Because Nothing Says "Sexy" Like Dead Cats
Last night Curtis and I were cuddled up on the couch, watching "Hoarders." This particular episode featured Vula, an elderly lady who had hoarded so much junk - including over 30 sickly cats - that the cleanup team had to wear hazmat suits just to clear the stuff out. Everything was covered in poop and hair and Lord only knows what else; the place made my house on its worst day look as sterile as an operating room. (Check out a 30-second episode preview here if you can stomach it!)
I sat there, watching in horror as the workers peeled the crusty and decaying bodies of dead cats and kittens from the layers of rubble. I'm not an easily grossed-out person. I mean, dirty diapers have been part of my daily repertoire for five straight years now. But this was making my stomach churn.

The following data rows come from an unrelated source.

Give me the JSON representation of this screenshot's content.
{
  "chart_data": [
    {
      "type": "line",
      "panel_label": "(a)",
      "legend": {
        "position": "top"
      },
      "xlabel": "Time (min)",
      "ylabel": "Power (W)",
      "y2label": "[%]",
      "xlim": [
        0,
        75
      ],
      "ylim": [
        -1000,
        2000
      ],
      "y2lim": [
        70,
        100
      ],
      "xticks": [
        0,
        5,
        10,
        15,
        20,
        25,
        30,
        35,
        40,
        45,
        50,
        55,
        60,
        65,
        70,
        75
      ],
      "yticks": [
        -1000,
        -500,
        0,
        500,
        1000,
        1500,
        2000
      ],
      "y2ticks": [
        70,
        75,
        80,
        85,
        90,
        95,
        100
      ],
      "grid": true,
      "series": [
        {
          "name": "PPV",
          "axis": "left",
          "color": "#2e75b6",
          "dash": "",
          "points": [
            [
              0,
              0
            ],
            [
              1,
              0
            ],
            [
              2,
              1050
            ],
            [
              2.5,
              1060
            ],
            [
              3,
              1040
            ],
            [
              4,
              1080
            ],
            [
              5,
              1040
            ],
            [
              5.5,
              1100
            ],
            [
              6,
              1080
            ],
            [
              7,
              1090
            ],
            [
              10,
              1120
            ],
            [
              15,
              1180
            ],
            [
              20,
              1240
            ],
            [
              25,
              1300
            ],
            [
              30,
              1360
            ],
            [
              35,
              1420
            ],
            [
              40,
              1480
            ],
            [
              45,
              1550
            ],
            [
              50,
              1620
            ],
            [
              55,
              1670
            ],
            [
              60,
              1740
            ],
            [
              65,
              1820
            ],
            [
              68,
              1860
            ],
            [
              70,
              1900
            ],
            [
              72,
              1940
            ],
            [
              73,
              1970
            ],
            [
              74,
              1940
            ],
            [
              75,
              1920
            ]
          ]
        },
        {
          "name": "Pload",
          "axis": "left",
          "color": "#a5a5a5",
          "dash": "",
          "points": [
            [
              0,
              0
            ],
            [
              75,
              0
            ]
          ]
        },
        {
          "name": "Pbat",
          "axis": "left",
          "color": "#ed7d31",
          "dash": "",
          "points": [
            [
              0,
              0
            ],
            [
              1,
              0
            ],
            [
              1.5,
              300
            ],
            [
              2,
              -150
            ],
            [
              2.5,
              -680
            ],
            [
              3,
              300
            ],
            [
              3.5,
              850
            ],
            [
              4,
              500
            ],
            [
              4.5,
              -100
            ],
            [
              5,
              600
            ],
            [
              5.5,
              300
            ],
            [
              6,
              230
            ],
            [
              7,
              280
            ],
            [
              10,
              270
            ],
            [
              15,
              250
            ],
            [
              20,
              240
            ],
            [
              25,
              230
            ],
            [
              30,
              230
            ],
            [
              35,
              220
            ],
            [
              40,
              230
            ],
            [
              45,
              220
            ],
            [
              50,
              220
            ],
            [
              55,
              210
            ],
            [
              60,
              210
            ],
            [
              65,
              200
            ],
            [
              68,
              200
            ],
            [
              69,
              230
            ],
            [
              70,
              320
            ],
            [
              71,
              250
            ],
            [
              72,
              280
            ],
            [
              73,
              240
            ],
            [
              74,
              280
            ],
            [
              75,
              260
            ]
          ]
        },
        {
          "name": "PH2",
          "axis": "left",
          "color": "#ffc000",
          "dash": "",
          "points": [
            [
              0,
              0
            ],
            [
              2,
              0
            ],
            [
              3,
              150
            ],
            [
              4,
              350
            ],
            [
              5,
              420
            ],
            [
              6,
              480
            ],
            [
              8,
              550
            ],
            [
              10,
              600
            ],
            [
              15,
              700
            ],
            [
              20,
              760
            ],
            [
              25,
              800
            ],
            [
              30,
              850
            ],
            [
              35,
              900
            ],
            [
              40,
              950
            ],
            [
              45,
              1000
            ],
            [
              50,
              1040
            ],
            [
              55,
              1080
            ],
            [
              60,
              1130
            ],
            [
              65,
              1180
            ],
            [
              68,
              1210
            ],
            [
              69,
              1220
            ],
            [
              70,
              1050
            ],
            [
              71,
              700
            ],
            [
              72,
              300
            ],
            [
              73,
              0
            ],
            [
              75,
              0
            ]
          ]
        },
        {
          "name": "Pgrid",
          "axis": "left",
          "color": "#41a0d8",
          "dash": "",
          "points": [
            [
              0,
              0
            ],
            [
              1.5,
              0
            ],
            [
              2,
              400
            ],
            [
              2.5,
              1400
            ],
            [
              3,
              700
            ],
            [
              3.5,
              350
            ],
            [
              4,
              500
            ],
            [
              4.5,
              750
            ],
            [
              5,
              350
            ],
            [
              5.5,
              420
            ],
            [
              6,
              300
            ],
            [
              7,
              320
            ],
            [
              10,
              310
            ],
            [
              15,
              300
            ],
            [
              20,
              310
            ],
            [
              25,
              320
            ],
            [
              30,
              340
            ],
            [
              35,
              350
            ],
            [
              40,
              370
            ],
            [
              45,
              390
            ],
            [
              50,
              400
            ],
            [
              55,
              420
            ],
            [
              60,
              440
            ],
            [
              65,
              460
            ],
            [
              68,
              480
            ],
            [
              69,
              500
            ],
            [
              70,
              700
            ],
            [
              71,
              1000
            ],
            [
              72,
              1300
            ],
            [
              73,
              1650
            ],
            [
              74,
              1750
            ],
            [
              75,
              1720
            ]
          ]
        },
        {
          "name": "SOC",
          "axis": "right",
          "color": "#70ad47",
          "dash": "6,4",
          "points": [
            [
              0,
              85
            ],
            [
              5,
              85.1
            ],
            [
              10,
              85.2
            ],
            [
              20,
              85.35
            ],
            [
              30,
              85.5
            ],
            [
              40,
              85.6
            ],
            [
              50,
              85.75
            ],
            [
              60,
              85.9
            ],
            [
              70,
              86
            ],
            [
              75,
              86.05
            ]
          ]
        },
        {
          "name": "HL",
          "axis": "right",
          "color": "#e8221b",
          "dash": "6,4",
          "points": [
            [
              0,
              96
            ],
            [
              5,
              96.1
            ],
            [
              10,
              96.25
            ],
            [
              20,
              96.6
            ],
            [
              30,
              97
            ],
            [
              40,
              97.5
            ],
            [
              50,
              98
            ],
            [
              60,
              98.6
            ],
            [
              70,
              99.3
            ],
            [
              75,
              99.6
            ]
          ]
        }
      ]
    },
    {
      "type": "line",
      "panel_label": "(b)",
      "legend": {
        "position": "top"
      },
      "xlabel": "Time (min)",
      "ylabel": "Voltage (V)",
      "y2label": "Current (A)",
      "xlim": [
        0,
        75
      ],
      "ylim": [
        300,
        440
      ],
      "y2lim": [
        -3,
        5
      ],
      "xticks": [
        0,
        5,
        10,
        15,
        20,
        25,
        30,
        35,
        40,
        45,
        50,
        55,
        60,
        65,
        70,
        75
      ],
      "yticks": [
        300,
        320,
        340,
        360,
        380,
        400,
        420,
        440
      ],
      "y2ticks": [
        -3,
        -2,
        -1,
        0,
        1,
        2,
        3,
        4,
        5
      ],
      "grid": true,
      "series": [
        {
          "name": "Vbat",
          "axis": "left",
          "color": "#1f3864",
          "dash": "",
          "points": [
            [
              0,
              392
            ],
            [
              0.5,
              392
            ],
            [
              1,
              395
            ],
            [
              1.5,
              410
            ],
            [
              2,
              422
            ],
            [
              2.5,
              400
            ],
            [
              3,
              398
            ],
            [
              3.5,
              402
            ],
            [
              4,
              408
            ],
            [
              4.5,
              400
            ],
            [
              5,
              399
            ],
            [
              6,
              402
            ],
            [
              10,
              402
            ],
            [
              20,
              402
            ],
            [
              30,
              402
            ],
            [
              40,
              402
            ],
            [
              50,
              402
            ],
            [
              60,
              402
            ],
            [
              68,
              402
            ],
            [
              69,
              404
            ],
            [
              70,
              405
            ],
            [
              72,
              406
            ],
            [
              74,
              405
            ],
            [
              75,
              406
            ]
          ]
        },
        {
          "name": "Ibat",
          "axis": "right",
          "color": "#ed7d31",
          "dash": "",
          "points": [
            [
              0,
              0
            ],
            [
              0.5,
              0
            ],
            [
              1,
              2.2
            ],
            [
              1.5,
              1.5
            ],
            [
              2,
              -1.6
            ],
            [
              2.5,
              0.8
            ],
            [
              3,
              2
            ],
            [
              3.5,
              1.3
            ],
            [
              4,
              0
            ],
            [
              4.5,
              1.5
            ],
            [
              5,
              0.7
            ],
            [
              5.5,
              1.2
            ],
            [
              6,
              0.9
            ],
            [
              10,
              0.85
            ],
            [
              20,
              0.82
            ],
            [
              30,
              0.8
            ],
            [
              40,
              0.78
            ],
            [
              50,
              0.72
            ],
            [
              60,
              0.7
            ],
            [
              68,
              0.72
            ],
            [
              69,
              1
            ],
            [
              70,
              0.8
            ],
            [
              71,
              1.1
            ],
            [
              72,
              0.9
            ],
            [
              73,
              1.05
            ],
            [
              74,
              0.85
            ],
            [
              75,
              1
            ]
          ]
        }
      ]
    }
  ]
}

And in the midst of all this, just as I'm sitting here slack-jawed in disbelief at all this filth, Curtis pulls me into his lap and starts making out with me.
Um ... okay. But I mean ... really?
I wouldn't exactly call this a complaint. I mean, I'm thankful that my husband finds me attractive enough that even an especially repulsive episode of "Hoarders" doesn't dampen his desire to jump my bones. And I do love his attention. But I don't understand. At all.
I'm not saying it takes flowers and candles and champagne and chocolate covered strawberries and music and a life-sized cutout of Johnny Depp to get me in the mood for some lovin', y'all. I'm not that difficult to seduce. But I do need to be in the mood. And call me frigid, but watching people remove dead cats and poop from someone's house doesn't exactly put me in a sexy frame of mind. Neither do some of the other scenarios during which Curtis has pounced upon me by surprise ... like when I'm walking around in sweatpants and a grungy T-shirt, with leg hair so long it's starting to resemble dreadlocks. It baffles me. Doesn't he want to at least wait until I'm, you know, clean or something?
This isn't uncommon, and I'm pretty sure it isn't limited to just my husband. I think all dudes are, in some capacity, horndogs waiting for the right opportunity to strike. But what I want to know is exactly how the "right opportunity" can occur in the middle of ... anything. Even total, blatant, disgusting un-sexiness. And dead cats.